Sainte « Messe de Saint Joseph » (Sancti Ioseph) :

1ère classe - Ornements blancs

« Saint Joseph, Époux de la Sainte Vierge, Patron de l'Église Universelle ».

« De Saint Joseph, l'Écriture nous dit sobrement que c'était « un homme juste ». Mais le rôle qu'il a été appelé à tenir nous aide à entrevoir la hauteur de cette « justice », c'est-à-dire de cette Sainteté dont Dieu l'avait marqué. Époux de la Vierge Marie, il eut un amour assez limpide pour La choisir et pour être aimé d'Elle, alors qu'Elle avait résolu d'être toute à Dieu. Père nourricier de Jésus, il montra une disponibilité parfaite pour entrer dans les vues de Dieu les plus déconcertantes à l'égard de son Fils. Plus encore, il fut cette image terrestre à laquelle Jésus put toujours se référer, pour nous révéler avec tant de vérité humaine le Cœur du Père qui est aux Cieux. Au cours des siècles, la confiance de l'Église envers Saint Joseph n’a fait que croître. Protecteur providentiel du Christ, il continue à être celui de son Corps mystique. Il semble porter spécialement sur les pauvres la sollicitude qu'il avait pour Jésus Lui-même. Le Bienheureux Pie IX l'a proclamé Patron de l'Église Universelle (1870).

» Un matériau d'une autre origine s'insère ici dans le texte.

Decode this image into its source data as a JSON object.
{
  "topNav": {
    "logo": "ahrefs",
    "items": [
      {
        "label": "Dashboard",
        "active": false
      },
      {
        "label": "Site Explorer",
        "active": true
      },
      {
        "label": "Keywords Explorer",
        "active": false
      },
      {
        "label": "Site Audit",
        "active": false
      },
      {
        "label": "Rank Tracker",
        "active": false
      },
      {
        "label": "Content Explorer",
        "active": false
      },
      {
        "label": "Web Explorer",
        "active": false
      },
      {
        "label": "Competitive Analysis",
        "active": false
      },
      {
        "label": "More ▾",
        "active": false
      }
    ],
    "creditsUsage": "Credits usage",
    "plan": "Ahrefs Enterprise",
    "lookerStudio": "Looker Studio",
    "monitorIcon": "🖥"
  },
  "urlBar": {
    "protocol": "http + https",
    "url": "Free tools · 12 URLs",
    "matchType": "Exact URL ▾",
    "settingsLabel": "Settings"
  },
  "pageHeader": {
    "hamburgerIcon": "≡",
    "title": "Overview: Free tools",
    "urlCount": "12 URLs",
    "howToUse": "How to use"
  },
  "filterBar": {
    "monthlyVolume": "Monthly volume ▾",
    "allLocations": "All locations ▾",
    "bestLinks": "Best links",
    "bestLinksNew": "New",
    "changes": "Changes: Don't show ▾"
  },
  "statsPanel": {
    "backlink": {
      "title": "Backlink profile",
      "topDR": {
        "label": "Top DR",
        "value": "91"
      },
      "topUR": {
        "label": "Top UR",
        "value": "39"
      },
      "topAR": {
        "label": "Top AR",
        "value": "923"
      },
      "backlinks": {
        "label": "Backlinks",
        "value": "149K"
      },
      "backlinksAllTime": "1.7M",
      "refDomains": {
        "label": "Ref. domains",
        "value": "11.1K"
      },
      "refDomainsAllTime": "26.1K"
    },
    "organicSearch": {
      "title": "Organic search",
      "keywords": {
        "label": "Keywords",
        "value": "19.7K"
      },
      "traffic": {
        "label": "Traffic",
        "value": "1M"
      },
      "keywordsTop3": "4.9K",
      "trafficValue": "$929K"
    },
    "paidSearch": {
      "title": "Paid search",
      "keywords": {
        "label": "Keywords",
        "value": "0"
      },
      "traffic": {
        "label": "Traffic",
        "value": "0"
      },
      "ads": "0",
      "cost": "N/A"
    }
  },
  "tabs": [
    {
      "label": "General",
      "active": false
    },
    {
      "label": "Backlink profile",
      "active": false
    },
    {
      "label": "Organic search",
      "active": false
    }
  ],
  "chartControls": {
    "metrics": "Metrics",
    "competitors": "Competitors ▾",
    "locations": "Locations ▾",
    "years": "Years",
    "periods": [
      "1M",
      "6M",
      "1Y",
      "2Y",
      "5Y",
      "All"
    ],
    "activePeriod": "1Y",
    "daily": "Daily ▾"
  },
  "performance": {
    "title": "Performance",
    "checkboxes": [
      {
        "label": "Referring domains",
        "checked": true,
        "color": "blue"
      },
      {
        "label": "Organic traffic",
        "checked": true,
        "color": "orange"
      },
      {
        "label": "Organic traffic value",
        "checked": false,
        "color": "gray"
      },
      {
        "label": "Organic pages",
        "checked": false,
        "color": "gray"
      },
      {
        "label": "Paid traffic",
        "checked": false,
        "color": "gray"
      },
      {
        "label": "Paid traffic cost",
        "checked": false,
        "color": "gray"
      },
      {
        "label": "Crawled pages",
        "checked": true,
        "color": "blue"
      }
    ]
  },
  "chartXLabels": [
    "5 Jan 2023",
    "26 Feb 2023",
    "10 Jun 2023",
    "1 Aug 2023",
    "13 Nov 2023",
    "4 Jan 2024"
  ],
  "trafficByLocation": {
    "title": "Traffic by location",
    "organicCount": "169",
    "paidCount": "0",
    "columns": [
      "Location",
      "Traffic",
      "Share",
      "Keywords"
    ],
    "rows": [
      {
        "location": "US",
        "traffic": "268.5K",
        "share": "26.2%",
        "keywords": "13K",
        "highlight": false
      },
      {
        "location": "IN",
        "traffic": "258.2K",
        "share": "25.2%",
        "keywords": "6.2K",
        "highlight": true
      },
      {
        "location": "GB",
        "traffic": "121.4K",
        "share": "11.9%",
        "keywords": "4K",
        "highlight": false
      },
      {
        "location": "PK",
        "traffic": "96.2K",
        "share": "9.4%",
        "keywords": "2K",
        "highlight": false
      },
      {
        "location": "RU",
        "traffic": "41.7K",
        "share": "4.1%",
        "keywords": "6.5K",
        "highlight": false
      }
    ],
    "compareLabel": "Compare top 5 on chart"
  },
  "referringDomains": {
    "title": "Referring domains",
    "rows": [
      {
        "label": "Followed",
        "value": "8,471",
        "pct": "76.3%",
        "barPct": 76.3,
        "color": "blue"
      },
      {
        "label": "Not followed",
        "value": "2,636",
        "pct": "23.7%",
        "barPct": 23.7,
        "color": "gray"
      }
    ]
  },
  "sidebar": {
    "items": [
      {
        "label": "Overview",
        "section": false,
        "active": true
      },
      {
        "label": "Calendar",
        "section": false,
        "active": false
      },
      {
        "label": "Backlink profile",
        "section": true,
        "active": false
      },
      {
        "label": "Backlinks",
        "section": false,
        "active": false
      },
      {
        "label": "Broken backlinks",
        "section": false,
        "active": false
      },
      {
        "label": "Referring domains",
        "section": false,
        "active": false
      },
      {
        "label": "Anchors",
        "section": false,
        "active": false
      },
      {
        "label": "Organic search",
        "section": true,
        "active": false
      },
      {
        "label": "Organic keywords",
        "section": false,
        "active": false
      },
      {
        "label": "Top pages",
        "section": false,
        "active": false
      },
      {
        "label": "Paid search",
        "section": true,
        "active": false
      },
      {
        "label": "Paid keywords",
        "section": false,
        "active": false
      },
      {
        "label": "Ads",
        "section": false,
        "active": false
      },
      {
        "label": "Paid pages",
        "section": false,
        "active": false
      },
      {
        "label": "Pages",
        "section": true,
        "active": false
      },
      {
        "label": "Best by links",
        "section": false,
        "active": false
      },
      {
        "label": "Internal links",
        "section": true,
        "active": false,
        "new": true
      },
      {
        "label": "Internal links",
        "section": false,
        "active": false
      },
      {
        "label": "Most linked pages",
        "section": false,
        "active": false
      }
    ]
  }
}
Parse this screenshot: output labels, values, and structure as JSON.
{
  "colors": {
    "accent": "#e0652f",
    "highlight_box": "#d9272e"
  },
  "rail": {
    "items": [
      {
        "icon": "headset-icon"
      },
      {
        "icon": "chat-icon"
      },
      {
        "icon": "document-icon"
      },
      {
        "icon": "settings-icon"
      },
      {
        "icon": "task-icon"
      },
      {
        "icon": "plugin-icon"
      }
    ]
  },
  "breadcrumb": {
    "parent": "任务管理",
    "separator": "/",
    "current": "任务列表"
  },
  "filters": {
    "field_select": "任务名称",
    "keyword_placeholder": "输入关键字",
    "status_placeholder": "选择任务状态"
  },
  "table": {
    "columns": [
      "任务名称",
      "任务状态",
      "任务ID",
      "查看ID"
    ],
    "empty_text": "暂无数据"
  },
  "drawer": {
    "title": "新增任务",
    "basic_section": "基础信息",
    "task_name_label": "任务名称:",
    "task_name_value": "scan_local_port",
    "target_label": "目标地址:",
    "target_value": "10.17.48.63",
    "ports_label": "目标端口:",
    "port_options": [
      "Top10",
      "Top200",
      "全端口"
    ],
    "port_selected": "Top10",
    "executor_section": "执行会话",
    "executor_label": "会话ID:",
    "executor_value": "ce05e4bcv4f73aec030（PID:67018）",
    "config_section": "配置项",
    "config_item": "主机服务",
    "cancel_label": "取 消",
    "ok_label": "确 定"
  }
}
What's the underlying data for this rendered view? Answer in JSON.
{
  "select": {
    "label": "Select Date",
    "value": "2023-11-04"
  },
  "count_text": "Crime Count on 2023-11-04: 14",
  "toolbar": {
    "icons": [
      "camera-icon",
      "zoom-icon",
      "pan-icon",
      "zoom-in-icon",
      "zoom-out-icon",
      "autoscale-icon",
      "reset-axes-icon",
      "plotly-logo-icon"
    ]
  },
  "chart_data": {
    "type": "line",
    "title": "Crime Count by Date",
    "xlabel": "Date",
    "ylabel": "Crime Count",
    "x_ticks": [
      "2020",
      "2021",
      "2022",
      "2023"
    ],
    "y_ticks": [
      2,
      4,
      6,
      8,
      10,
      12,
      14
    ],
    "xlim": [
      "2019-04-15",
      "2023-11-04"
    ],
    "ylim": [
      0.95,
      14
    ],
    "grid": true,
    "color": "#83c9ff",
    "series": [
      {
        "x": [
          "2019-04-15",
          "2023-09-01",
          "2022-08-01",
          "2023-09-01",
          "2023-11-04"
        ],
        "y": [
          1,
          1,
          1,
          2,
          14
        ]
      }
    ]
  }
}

INTROÏT : (Psaume 91, 13-14)
Les longues années que Joseph vécut dans la maison de Nazareth, près de l'Enfant Jésus, furent des années passées « dans la Maison du Seigneur » :

IUSTUS ut palma florébit : sicut cedrus Líbani multiplicábitur : plantátus in domo Dómini : in átriis domus Dei nostri.
LE JUSTE fleurira comme le palmier et il se multipliera comme le cèdre du Liban, planté dans la Maison du Seigneur, dans les parvis de la Maison de notre Dieu.

Ps. 91, 2 : Bonum est confitéri Dómino : et psállere nómini tuo, Altíssime.
Ps. 91, 2 : Il est bon de louer le Seigneur et de chanter votre Nom, ô Très-Haut.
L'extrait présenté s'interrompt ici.